Un nom légendaire qui a du poids
Il existe à Paris deux enseignes faisant référence au quintal. L’une rue de Briançon (Aux 100 kg) et l’autre rue de la Folie-Méricourt (Les Cent Kilos de Paris). Les deux établissements étaient liés à la proximité d’anciens abattoirs : Vaugirard pour l’un et Popincourt pour l’autre. Ils constituaient des points de ralliement des ouvriers de ces abattoirs, généralement corpulents.

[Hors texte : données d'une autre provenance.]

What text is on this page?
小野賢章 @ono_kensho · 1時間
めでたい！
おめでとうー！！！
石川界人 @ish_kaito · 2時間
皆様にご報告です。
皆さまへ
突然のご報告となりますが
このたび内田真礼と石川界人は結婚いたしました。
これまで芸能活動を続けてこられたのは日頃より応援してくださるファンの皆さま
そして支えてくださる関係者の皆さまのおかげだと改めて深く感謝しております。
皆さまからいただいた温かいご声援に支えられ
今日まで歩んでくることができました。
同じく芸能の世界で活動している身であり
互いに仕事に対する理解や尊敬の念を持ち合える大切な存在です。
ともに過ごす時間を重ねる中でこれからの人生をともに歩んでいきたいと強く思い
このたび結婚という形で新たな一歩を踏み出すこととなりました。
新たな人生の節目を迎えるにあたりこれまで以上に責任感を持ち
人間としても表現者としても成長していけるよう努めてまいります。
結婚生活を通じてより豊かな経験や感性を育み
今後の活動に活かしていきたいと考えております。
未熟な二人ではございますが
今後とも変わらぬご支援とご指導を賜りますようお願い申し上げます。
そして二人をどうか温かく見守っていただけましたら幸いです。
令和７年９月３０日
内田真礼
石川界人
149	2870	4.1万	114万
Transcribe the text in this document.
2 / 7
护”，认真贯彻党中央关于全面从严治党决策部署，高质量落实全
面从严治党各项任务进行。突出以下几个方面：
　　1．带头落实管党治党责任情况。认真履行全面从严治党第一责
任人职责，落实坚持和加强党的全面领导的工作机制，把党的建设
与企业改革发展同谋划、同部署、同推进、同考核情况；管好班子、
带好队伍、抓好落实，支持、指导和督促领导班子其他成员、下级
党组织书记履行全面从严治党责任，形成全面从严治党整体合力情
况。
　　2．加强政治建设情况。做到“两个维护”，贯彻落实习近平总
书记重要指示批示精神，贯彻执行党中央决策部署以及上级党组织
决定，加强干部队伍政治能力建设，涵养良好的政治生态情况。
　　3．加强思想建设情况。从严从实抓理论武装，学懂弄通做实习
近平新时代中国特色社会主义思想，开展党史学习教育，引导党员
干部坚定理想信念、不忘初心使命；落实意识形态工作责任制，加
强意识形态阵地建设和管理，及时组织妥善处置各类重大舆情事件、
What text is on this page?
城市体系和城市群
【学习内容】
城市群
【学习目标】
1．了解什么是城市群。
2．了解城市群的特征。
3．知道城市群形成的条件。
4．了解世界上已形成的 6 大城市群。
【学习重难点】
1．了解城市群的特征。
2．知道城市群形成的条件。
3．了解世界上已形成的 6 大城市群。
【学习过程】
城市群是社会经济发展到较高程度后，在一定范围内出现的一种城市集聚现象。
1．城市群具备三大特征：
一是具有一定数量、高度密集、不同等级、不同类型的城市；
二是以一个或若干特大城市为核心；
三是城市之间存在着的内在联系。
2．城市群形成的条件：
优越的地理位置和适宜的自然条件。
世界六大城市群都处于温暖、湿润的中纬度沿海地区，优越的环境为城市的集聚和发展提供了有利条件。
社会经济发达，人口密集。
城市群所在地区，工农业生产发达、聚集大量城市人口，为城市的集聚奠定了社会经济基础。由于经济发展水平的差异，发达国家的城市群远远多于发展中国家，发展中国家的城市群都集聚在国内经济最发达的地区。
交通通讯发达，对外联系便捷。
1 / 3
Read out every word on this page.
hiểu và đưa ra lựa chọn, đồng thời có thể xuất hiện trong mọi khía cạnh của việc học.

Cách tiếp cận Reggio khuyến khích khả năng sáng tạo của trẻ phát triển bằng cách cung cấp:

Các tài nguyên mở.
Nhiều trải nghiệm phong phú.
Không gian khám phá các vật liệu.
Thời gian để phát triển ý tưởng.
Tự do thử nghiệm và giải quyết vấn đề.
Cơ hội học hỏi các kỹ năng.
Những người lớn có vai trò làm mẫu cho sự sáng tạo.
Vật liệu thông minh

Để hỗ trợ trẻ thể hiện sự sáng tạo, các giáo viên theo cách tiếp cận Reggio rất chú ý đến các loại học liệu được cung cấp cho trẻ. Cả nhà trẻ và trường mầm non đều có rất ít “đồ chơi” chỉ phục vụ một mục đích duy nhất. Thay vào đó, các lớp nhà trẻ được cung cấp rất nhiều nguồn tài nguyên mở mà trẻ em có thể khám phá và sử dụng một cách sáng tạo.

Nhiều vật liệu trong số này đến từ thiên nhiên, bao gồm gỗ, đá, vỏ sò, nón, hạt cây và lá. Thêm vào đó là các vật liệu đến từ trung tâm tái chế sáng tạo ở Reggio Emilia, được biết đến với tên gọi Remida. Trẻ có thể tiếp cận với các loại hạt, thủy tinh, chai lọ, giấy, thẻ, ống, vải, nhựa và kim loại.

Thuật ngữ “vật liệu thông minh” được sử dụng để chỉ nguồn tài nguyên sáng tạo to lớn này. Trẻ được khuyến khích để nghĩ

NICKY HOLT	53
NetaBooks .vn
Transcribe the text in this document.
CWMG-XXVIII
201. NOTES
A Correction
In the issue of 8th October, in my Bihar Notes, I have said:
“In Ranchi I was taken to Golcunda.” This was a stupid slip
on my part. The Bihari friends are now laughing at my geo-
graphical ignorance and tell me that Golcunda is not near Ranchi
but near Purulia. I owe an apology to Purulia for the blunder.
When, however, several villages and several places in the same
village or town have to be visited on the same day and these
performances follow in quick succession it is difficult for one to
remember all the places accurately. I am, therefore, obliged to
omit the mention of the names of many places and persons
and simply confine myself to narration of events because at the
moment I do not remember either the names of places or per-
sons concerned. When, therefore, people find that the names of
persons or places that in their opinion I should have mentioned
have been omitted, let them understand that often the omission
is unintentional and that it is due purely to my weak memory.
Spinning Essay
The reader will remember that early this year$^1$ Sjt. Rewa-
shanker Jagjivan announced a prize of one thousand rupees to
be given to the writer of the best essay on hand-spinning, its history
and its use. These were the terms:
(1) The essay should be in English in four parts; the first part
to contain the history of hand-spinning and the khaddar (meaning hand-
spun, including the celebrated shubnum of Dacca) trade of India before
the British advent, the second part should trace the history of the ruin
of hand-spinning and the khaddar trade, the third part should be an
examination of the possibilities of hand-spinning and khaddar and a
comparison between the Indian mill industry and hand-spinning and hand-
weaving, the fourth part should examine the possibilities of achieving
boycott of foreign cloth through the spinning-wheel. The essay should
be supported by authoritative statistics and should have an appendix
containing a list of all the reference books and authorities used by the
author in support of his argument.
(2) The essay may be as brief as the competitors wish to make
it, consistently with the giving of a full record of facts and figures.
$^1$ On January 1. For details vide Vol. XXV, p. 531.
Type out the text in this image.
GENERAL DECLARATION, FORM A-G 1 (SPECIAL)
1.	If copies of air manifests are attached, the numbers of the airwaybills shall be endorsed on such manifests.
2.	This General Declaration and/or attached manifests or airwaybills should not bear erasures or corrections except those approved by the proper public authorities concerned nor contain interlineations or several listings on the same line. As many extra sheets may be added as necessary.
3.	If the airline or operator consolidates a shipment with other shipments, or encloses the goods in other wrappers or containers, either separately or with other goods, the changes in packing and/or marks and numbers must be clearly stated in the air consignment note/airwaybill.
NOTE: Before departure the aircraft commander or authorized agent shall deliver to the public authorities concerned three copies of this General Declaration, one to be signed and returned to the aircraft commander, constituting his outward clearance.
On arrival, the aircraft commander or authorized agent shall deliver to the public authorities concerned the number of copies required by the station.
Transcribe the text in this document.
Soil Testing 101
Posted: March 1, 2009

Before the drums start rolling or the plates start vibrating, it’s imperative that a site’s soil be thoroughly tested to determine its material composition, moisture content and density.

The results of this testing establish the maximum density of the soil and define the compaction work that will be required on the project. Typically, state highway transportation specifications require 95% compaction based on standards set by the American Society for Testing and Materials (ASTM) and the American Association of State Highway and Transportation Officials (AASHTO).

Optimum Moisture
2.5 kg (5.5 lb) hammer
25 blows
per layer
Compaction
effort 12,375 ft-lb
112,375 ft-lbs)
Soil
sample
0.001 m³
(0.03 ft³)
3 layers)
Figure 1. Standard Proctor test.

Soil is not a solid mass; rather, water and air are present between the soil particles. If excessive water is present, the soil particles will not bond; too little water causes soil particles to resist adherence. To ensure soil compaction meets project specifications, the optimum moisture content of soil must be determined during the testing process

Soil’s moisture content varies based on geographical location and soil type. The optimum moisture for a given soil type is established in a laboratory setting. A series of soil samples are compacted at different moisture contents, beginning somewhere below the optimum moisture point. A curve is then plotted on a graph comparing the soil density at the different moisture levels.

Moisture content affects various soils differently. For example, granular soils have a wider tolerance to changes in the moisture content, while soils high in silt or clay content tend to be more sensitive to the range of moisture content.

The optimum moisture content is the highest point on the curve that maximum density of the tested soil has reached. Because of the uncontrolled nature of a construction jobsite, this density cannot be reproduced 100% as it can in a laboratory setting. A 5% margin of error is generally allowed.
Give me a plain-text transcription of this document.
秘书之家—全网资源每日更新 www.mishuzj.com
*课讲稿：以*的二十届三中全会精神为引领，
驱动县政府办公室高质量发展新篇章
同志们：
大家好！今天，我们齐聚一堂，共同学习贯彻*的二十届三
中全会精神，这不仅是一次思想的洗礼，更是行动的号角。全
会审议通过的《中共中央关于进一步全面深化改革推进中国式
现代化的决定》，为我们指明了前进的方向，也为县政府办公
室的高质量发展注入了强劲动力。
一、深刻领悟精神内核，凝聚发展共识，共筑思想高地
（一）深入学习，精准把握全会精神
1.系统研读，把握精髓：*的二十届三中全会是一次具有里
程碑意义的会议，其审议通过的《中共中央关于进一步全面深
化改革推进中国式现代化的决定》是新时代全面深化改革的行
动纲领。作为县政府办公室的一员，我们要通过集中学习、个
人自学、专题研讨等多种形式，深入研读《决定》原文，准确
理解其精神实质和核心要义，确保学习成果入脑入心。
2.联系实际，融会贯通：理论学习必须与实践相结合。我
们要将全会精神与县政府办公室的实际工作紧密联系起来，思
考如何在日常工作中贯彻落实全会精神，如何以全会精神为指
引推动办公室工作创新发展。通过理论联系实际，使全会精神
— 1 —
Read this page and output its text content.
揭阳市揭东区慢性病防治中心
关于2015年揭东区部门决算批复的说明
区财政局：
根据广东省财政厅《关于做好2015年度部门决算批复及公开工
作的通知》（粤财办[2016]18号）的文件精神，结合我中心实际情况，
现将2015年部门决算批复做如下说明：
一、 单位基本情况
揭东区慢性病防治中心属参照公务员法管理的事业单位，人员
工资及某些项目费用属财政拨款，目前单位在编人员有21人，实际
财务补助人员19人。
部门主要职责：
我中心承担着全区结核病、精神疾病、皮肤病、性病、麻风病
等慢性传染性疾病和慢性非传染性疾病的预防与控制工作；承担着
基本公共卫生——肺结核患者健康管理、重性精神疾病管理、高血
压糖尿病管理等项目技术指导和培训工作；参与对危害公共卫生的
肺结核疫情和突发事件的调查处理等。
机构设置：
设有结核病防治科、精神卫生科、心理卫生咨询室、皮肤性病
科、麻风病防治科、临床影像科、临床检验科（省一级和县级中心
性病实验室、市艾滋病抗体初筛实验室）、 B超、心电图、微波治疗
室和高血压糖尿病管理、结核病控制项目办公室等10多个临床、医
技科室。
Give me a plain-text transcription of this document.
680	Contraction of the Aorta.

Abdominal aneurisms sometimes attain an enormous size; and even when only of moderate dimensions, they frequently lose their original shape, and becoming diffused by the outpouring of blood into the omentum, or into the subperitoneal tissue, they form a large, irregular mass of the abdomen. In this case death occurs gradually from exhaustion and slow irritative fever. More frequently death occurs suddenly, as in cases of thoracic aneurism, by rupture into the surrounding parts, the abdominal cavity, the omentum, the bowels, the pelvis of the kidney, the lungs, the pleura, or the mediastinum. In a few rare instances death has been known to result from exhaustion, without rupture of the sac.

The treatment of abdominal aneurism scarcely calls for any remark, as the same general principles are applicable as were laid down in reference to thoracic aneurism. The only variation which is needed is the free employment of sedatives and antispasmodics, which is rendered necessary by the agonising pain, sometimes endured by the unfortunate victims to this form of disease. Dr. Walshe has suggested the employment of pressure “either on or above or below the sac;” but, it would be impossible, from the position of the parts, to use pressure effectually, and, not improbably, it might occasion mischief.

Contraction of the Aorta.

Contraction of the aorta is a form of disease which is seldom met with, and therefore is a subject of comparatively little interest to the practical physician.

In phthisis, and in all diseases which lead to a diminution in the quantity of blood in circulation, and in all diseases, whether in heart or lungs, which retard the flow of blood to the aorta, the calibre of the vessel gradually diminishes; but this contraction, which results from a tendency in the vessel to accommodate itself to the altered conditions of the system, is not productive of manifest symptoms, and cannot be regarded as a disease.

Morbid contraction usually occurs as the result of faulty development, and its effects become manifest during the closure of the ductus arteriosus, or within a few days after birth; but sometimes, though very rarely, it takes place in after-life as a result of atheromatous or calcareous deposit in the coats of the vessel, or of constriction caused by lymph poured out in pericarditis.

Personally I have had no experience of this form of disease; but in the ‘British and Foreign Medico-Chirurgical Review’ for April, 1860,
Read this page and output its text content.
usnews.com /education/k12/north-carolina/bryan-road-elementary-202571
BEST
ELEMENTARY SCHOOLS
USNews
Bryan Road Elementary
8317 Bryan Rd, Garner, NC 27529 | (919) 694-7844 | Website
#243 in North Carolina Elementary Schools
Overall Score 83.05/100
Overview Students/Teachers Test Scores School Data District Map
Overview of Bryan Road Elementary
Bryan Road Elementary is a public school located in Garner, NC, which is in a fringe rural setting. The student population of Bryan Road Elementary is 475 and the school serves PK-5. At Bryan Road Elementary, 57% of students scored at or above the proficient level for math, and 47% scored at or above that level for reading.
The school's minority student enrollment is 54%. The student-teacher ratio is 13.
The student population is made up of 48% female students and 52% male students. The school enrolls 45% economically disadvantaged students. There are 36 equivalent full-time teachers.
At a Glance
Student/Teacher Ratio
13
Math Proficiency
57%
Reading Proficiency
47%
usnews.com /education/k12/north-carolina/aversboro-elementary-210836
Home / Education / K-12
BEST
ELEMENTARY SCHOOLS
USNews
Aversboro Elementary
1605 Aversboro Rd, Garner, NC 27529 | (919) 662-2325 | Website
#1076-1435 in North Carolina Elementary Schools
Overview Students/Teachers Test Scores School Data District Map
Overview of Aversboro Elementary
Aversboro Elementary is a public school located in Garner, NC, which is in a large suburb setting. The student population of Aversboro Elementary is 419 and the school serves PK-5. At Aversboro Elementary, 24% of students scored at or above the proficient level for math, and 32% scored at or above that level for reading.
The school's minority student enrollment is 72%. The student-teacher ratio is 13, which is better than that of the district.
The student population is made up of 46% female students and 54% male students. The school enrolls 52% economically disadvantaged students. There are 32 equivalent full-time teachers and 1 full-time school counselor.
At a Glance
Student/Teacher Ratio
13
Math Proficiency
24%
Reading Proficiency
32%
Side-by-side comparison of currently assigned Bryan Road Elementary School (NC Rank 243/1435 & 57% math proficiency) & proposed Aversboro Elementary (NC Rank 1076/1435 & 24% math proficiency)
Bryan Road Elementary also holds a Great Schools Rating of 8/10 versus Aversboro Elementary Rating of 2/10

Les Cent Kilos de Paris sont même devenus dès les années 1920 un club de messieurs dépassant le quintal. Le patron de l’époque, Monsieur Raffanel, avait créé une Association amicale et sportive des cent kilos de Paris. Le tenancier assurait au journaliste Raymond de Nys, dans un article, « Le petit café des bons gros », publié en 1923 dans la Revue pittoresque : « Aucun de nos adhérents n’est à la limite permise : ils tiennent tous à honneur de la dépasser largement. » Ainsi le président, Monsieur Alzas, affichait 125 kg sur la balance et le plus lourd des adhérents, Monsieur Niel, un cocher, accusait 182 kg. Raymond de Nys évoque aussi dans son article la candidature au club de l’écrivain Henri Béraud, prix Goncourt 1922 pour son roman Le Martyre de l’obèse.
Une perspective d’adhésion qui selon le journaliste donnerait « aux Cent Kilos le fleuron littéraire qui leur manquait ». Henri Béraud se « flattait de faire partie des Cent Kilos. C’est une assemblée d’hommes sages, la dernière sans doute où l’on se réunit pour la joie de s’entre-regarder. Voilà un plaisir que les maigres ne connaissent pas… » Ce club des Cent Kilos se réunissait chaque mois dans la brasserie pour se livrer à de copieuses agapes. Comme le montrent des photos anciennes encadrées dans la brasserie (voir ci-dessus), les sociétaires animaient les fêtes de quartier parisiennes comme celles de Montmartre, en participant à des compétitions sportives : course à pied, à bicyclette. Ils avaient même constitué une équipe de football sponsorisée par Royal Gaillac. Les joueurs utilisaient un ballon d’1,50 m de diamètre qu’ils poussaient avec l’abdomen.